In South Africa the negotiations between F.W. de Klerk and Nelson Mandela and the subsequent election of the latter as president had an unexpected and wholly unknown prelude. In 1969, I was teaching at South Africa’s University of Potchefstroom, the very center of Afrikaner conservative forces. I was the only non-Boer professor in a Boer environment, the only Catholic among Calvinists, in the heart of the Transvaal. One morning a call came from a colleague whom I had not met: the Reverend Willem de Klerk, just back from a study tour of England and the Netherlands, the two countries that have shaped the Afrikaners’ intellectual horizon. This de Klerk was the elder brother of that de Klerk who became president of his country (or of what remains of it). The reverend, in his 40’s at the time, wished to meet me. We met in his office at 2 pm and ended our conversation about five hours later—or rather we continued the following day via intrafacuity memos.

We disagreed from beginning to end. Willem de Klerk knew I was familiar with the local situation and perhaps wished to try out his theory on me. He favored a policy of racial integration and listed more or less the same reasons that Helen Sussman had given me some six years before: the racial tension was intolerable; facing a black majority, whites could not expect to hold on indefinitely to power; it was better to negotiate while power was in the white man’s hands so he did not slip into war like the French in Algeria, an event still recent at the time. To these arguments, Willem added the religious one: we are all God’s children.

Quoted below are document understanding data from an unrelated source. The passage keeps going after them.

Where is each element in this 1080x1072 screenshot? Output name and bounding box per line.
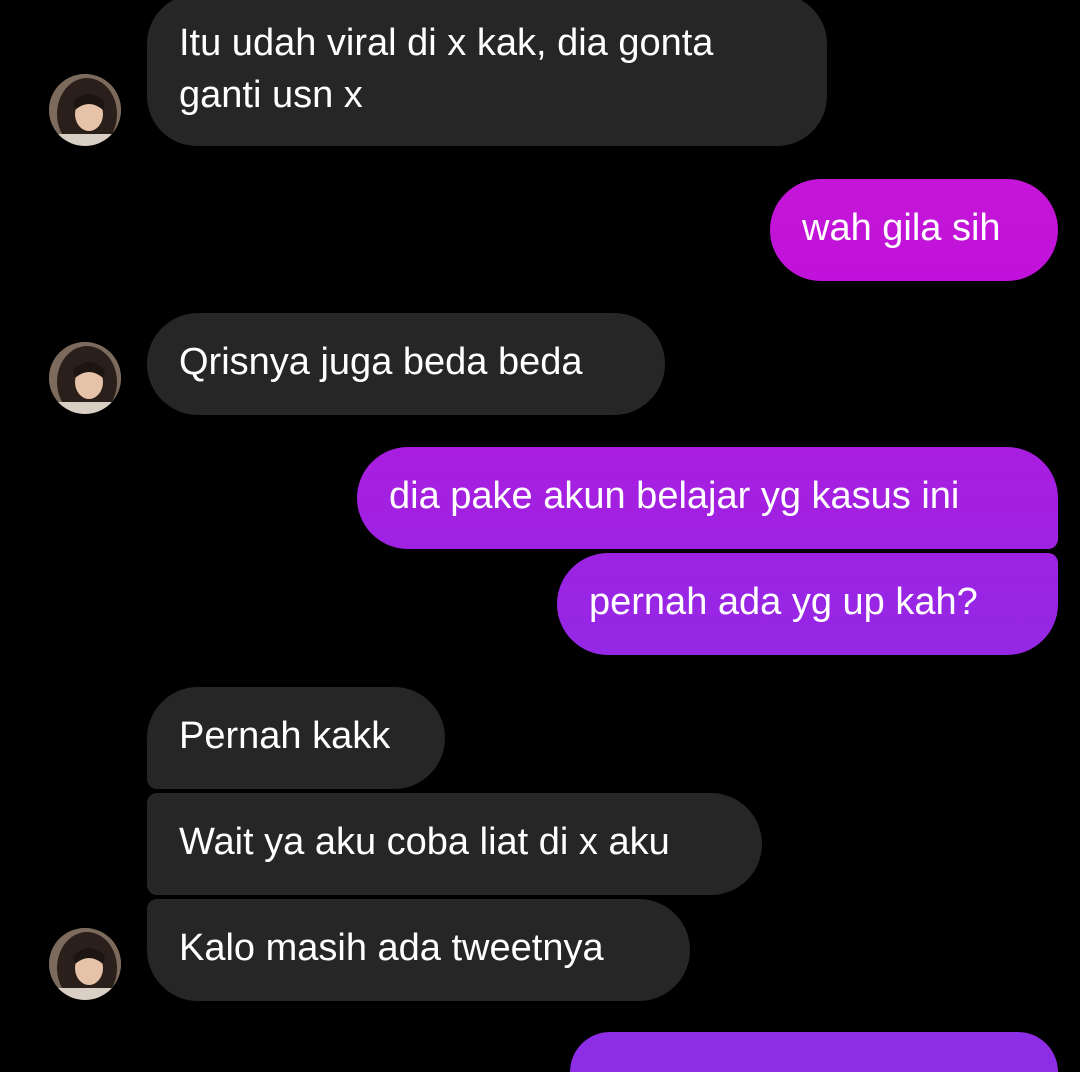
outgoing-message[interactable]: pernah ada yg up kah?	[557, 553, 1058, 655]
incoming-message[interactable]: Pernah kakk	[147, 687, 445, 789]
incoming-message[interactable]: Itu udah viral di x kak, dia gonta ganti…	[147, 0, 827, 146]
incoming-message[interactable]: Wait ya aku coba liat di x aku	[147, 793, 762, 895]
contact-avatar-photo[interactable]	[49, 74, 121, 146]
avatar-image	[49, 928, 121, 1000]
message-thread[interactable]: Itu udah viral di x kak, dia gonta ganti…	[0, 0, 1080, 1072]
contact-avatar-photo[interactable]	[49, 928, 121, 1000]
incoming-message[interactable]: Kalo masih ada tweetnya	[147, 899, 690, 1001]
outgoing-message[interactable]: wah gila sih	[770, 179, 1058, 281]
avatar-image	[49, 74, 121, 146]
contact-avatar-photo[interactable]	[49, 342, 121, 414]
avatar-image	[49, 342, 121, 414]
incoming-message[interactable]: Qrisnya juga beda beda	[147, 313, 665, 415]
outgoing-message-partial[interactable]	[570, 1032, 1058, 1072]
outgoing-message[interactable]: dia pake akun belajar yg kasus ini	[357, 447, 1058, 549]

It was not difficult to diagnose an acute case of puritanical bad conscience. I replied that a bad conscience may be a bad advisor in determining a nation’s policy and pointed at my interlocutor’s naiveté in expecting a peaceful solution instead of a multiple race war: first between black and black (Zulu and Xhosa, politically Inkatha and ANC), then between other races, finally with whites caught in the vortex of destruction. What should we do, then?—^he asked. A mixture of firmness and reforms, but keep at all times the initiative and the political power, I answered. This was the only “solution,” not only in view of the ethnic proportion of the total population but also in view of the penetration among Afrikaners of liberal Anglophile ideas. Maybe the reverend himself was unaware of the fact that his own ethnic group was ready to make the greatest concessions.

Indeed, a few days later the issue was brought home to me. On a visit to Senator de Klerk’s house (the father of Willem and Frederick), I met in the senator’s person the old-time, quasi-Roman, Boer farmer-gentleman: not a trace of the liberal persuasion found in his two sons, products of the new, urban South Africa. Had he lived, things may have turned out differently.

It was the Reverend Willem who was polarizing white attitudes into verligte (liberal) and verkrampte (conservative). No wonder his influence was decisive on his younger brother and the latter’s academic advisors. Not surprisingly, the gist of our debate was lost on my Potchefstroom colleague. True, the black majority was in dire need of widesweeping reforms, but it was equally true that a policy of abrupt concessions would (does) end in anarchy, similar to developments farther north, in Zaire, Uganda, Nigeria. In South Africa, a wellfunctioning regime has chosen to surrender, in preference to a gradual ascension of a black elite to power. The naive enthusiasm for “power-sharing” outlined in Willem de Klerk’s memoranda has opened on race war and misery. Elections may merely be a fig leaf for chaos.